What good would additional police do, if after waiting, they broke in and found someone unconscious? An unresponsive body, even the body of a burglar, would require medical attention before all else.
Paramedics are located in Woodacre and could have responded faster than police from Fairfax or Point Reyes Station. But perhaps they might not understand a narcotics officer's point of view about what was growing in the garden or what might be growing in other rooms.
A person who asked not to be identified stated that paramedics, when confronted with a medical emergency, would break into a residence with little hesitation. If there were no medical emergency, they would wait for the police to protect them from theft charges. The Marin County Sheriff's Office does not have a written policy on when to call for medical help. Such decisions are at the officer's discretion.
There are a number of complaints the Knights have about what was done to their home during and after the search and seizure, but the worst of it was that the police left their home with doors and windows wide open with their burglar alarm turned off. There is also the terrifying matter of their being pulled over on Sir Francis Drake Blvd. by an unmarked sheriff's vehicle shortly after they had requested the return of their tax records. The plainclothes officer stopped them to return a flashlight taken from their home.
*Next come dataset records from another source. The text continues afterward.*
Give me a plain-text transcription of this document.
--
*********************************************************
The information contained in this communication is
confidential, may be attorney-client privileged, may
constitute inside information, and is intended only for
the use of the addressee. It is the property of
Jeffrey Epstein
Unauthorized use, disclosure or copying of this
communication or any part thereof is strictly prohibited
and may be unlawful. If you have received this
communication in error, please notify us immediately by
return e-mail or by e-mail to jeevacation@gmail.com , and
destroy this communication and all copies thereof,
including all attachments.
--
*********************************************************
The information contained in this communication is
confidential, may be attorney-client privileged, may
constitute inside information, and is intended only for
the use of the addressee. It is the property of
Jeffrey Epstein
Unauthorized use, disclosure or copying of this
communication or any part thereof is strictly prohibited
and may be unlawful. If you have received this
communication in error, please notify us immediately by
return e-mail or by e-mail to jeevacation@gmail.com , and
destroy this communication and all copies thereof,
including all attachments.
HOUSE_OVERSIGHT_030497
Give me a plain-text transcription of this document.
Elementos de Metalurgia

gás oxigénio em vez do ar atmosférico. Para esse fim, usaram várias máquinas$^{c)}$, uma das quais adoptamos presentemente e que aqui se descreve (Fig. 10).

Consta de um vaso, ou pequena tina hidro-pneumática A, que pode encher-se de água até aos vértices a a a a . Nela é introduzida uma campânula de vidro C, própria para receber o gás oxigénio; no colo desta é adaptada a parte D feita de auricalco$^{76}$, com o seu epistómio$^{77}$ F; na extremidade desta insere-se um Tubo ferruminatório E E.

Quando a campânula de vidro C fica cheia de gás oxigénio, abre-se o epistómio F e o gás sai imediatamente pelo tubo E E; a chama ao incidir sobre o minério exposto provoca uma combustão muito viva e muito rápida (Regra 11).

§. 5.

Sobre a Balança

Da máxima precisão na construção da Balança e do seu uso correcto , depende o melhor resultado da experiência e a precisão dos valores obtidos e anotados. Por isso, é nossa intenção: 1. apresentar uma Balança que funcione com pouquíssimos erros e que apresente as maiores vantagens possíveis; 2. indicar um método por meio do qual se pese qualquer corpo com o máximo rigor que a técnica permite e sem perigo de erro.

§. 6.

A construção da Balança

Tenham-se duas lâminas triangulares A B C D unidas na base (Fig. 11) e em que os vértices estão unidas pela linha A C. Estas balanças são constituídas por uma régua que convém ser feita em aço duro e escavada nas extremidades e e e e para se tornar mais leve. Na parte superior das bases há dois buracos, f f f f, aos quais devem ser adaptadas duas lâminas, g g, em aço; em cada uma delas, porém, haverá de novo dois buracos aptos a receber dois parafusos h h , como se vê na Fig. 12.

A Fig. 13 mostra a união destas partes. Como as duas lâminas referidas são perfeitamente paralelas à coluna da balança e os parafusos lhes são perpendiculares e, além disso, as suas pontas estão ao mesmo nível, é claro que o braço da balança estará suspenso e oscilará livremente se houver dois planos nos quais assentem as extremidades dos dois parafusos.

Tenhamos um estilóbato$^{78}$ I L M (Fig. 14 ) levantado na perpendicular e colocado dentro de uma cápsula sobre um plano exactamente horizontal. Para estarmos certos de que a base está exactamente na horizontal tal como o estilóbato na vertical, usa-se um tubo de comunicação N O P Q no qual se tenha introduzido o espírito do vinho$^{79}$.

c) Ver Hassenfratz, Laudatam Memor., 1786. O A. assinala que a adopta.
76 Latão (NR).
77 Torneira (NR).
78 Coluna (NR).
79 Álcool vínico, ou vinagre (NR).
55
There are many troubling aspects to this case. Reports of police misconduct are unfortunately common enough throughout the country and should be looked into, particularly the "political" photograph. The prospect of theft and/or liability for loss by theft are all too real in this case.
Special police units whose charters suggest investigation of "Major Crimes" seem always to have not enough to do, and, lacking imagination, seem to be incapable of distinguishing "major" and "minor." The asset forfeiture law, allowing local governments a source of revenue, exacerbate this problem.
But what is particularly troubling here is that this kind of case has gotten so far into our court system as to suggest the influence of the police is too strong to curb such costly absurdities. An exhaustive cost accounting of this case seems in order.
Jerry Herman, our District Attorney has had a long and distinguished career which will shortly be ending because of ill health. One hopes that Herman can resolve this case before it further damages the reputation and morale of his department.
Finally, Susan Knight said, "We are still waiting for the most important thing that was taken from us: our rights!"